En 1748, il en fit la démonstration à l’Université de Glasgow mais il ne développa jamais la méthode commercialement. Le premier système portatif de réfrigération par compression de vapeur recourait à des réfrigérants très volatiles comme l’ammoniaque, le dioxyde sulfurique que leur toxicité et leur inflammabilité rendaient inutilisables dans des lieux clos, en particulier les navires, raison pour laquelle ils furent remplacés par le gaz fréon.

Le développement des techniques de liquéfaction des gaz et l’intérêt pour les très basses températures restait vif : en 1845, Faraday démontra qu’il était possible de liquéfier des gaz condensés ou « non-permanents » comme le chlore ou le dioxyde de carbone ; Faraday démontra également que des gaz comme l’hydrogène ou l’oxygène, le nitrogène et le monoxyde de carbone ne pouvait être liquéfiés, même à des températures aussi élevées que 400 atmosphères. Il pensait que ces gaz étaient tout simplement non-liquéfiables, ou « permanents. »
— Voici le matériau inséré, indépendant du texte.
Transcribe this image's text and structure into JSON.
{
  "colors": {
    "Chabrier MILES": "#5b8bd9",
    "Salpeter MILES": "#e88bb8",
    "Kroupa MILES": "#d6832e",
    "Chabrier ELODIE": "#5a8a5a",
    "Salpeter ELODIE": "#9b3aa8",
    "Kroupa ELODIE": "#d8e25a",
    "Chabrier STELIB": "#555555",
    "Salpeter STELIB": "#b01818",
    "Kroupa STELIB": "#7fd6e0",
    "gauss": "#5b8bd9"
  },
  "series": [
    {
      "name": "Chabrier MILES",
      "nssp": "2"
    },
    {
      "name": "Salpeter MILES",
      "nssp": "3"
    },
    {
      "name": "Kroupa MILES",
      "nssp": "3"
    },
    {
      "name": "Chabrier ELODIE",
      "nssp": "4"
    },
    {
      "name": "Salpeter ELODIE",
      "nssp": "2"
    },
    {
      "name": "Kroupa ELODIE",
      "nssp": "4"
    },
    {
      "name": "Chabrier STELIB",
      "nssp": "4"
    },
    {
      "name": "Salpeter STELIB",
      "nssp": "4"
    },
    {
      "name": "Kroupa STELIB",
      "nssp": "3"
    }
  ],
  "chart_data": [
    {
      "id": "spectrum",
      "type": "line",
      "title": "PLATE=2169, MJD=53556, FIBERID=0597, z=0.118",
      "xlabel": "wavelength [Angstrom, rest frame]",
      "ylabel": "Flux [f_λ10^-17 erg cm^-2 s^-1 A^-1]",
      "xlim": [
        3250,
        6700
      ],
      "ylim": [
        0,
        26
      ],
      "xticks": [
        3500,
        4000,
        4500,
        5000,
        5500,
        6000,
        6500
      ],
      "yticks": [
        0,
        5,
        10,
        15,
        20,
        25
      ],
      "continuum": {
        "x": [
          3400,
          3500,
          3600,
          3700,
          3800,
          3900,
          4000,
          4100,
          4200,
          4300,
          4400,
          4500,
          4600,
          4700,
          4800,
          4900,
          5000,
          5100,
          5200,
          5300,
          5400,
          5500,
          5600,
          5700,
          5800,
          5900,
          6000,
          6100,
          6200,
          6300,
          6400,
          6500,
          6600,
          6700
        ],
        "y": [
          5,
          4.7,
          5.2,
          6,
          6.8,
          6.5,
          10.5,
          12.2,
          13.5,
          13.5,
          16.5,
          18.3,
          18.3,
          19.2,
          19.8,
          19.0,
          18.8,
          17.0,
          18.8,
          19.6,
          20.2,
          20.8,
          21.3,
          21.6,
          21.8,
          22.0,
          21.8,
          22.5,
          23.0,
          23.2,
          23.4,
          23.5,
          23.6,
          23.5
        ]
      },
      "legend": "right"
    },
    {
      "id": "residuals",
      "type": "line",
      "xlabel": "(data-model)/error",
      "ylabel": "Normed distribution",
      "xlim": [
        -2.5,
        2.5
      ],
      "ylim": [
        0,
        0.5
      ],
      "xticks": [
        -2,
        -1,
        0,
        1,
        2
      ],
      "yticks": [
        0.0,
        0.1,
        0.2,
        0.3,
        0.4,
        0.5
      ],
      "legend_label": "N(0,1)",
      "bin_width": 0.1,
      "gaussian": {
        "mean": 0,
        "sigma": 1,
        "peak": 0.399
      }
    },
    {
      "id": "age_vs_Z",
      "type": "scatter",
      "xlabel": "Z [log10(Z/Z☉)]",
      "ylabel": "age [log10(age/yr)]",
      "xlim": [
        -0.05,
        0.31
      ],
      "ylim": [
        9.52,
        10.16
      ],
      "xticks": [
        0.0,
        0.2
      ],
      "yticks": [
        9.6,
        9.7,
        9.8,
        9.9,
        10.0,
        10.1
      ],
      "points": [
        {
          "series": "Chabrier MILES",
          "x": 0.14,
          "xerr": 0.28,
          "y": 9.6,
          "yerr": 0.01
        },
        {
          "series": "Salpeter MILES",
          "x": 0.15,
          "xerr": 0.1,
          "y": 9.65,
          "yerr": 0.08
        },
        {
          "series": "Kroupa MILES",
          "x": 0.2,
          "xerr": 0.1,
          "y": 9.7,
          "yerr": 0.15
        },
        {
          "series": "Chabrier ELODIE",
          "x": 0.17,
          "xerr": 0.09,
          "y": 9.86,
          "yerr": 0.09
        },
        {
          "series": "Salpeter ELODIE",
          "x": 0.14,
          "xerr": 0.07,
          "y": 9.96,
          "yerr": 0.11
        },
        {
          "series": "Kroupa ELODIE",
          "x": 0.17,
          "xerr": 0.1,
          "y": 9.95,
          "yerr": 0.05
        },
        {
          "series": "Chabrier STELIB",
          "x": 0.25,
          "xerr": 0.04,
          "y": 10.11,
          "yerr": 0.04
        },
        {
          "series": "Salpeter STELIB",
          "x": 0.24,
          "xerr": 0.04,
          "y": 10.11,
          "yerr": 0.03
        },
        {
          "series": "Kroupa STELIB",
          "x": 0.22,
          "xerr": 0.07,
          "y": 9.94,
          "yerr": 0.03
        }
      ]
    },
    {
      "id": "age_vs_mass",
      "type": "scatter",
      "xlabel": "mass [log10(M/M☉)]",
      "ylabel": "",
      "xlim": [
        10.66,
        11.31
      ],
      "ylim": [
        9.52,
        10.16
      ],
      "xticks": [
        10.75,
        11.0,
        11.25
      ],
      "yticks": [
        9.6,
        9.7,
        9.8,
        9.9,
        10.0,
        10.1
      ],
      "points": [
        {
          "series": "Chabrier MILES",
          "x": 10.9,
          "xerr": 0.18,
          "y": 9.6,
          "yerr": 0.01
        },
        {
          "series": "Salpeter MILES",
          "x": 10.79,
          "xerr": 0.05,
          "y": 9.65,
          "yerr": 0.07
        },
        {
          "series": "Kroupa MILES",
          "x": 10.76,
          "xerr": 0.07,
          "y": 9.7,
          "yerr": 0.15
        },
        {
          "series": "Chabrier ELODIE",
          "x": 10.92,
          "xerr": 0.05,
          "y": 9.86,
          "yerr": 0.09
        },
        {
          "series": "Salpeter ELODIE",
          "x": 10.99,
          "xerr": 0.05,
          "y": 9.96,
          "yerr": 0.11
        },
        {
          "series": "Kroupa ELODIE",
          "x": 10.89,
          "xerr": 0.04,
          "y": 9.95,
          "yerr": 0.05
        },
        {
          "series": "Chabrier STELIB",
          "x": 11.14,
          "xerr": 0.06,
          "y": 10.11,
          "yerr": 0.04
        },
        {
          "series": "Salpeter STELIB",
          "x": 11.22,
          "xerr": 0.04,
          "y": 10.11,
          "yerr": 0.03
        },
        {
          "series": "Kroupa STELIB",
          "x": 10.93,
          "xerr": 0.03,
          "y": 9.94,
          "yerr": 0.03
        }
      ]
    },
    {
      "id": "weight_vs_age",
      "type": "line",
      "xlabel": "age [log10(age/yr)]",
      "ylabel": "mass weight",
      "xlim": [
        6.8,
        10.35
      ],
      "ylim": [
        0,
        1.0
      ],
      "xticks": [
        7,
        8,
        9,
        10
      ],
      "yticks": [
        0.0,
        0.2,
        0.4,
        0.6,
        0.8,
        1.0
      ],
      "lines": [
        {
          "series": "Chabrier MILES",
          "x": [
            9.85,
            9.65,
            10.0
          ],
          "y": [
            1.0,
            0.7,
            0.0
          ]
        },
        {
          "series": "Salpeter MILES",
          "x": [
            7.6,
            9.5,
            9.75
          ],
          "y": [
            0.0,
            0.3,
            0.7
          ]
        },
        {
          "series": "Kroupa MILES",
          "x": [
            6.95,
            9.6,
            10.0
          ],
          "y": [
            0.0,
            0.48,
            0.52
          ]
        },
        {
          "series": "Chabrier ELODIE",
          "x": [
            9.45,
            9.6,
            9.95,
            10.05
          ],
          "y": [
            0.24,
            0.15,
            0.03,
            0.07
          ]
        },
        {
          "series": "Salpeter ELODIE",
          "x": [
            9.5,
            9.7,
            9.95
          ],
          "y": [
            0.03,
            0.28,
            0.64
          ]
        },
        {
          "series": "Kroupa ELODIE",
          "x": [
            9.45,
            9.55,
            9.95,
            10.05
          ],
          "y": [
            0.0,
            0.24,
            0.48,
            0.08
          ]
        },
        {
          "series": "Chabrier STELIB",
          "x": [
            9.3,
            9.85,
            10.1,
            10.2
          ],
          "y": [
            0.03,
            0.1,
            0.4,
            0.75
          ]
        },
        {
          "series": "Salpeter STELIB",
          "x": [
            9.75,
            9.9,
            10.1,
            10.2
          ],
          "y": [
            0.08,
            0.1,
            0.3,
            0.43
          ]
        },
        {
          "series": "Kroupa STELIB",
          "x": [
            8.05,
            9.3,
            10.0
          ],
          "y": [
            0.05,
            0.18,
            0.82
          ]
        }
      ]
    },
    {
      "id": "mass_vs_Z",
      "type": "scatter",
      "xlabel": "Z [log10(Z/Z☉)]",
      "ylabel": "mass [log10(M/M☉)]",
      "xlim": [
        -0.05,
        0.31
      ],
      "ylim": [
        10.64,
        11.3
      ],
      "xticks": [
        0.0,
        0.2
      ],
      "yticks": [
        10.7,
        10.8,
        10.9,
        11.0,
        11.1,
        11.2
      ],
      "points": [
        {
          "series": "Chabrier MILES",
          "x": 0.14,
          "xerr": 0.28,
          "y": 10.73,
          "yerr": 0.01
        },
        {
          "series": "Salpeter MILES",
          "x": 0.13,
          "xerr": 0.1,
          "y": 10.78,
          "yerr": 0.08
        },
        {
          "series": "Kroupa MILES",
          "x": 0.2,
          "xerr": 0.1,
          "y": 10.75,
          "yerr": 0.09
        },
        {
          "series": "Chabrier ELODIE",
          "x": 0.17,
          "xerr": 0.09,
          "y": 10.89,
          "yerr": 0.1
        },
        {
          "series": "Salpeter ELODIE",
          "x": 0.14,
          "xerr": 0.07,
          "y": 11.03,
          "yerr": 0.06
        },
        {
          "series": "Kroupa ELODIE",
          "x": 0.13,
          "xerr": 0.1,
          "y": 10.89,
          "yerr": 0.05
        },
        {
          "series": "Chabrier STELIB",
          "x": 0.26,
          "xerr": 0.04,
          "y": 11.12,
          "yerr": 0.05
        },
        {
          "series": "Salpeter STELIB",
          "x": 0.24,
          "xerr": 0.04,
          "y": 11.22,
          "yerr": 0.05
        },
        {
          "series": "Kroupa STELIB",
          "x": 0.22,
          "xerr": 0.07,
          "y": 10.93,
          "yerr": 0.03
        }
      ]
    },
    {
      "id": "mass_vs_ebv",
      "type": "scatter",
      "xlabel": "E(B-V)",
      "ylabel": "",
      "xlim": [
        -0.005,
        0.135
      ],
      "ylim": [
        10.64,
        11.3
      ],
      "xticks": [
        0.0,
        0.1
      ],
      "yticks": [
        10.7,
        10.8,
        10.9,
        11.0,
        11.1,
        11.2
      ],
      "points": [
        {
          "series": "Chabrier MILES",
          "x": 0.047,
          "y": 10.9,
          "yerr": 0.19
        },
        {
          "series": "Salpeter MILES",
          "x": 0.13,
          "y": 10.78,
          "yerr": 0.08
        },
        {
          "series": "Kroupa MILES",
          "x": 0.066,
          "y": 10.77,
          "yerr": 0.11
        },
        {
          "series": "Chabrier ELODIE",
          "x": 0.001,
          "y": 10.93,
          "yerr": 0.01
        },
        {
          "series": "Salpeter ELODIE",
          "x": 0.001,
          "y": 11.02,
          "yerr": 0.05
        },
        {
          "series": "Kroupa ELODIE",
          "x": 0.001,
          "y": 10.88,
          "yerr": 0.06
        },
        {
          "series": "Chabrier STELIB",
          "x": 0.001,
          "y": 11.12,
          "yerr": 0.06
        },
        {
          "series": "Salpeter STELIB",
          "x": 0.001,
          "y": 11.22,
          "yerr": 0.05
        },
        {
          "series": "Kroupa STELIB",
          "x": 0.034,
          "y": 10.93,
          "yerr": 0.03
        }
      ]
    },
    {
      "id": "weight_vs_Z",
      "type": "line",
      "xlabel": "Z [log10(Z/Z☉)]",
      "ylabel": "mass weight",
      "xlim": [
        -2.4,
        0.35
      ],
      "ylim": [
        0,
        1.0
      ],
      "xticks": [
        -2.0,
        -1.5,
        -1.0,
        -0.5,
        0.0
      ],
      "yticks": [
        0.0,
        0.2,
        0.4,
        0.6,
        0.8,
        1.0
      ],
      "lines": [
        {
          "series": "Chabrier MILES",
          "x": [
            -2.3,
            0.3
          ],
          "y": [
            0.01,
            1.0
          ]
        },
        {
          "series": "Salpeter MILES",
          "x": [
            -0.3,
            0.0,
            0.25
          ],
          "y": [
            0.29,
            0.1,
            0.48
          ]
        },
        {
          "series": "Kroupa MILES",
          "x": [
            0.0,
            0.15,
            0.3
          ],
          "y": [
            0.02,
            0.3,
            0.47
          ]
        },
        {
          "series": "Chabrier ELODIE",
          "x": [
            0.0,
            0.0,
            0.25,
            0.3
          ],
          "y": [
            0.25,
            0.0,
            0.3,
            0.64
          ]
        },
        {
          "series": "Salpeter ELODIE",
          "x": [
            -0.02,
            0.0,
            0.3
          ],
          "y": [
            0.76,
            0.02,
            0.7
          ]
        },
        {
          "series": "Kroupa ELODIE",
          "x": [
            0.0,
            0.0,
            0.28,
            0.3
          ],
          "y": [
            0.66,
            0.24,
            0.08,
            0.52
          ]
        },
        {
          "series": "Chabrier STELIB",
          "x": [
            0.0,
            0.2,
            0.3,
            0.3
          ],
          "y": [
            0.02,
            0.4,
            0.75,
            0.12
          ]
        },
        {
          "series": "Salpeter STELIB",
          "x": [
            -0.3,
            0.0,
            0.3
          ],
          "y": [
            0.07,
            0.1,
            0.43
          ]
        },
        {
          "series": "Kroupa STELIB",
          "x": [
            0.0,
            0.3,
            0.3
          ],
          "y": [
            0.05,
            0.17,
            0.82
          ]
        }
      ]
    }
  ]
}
Le jour de Noël 1887, le secrétaire de l’Académie française des Sciences annonça qu’il avait reçu non pas une mais deux communications de scientifiques qui prétendaient avoir réalisé une liquéfaction transitoire de l’oxygène. La découverte de son compatriote Louis-Paul Cailletet (1832-1913) et de Raoul Pictet (1848-1929) allait donner le coup de départ à une course à celui qui parviendrait à des résultats semblables ; pour ce faire, on pensait alors à des températures proches du zéro absolu, où le mouvement moléculaire était censé s’arrêter.

En 1877, James Dewar, responsable de la chaire de Philosophie naturelle à Cambridge, commença à travailler sur les très basses températures ; Cailletet lui fournit un dispositif et il entreprit d’étudier des méthodes de stockage de gaz liquide, dans des tubes à double épaisseur ; il parvint ainsi à démontrer que « l’argentage » du vide contenu entre les deux parois d’un tube produisait un plus haut degré d’isolation que celui obtenu par du charbon, de la silice, ou de l’alumine ou d’autres substances. Dewar perfectionna son tube à essai, lui donna son nom et en 1897, le vase Dewar était né, la référence pour l’isolation thermique.

À partir de la fin des années 1890, Dewar parvint à produire de l’oxygène liquide en quantités et il poursuivit en 1898 avec la liquéfaction de l’hydrogène. En 1901, il tenta de liquéfier l’hélium dans un tube réfrigéré à 20.5 degrés Kelvin au moyen d’hydrogène liquide, mais son expérience échoua.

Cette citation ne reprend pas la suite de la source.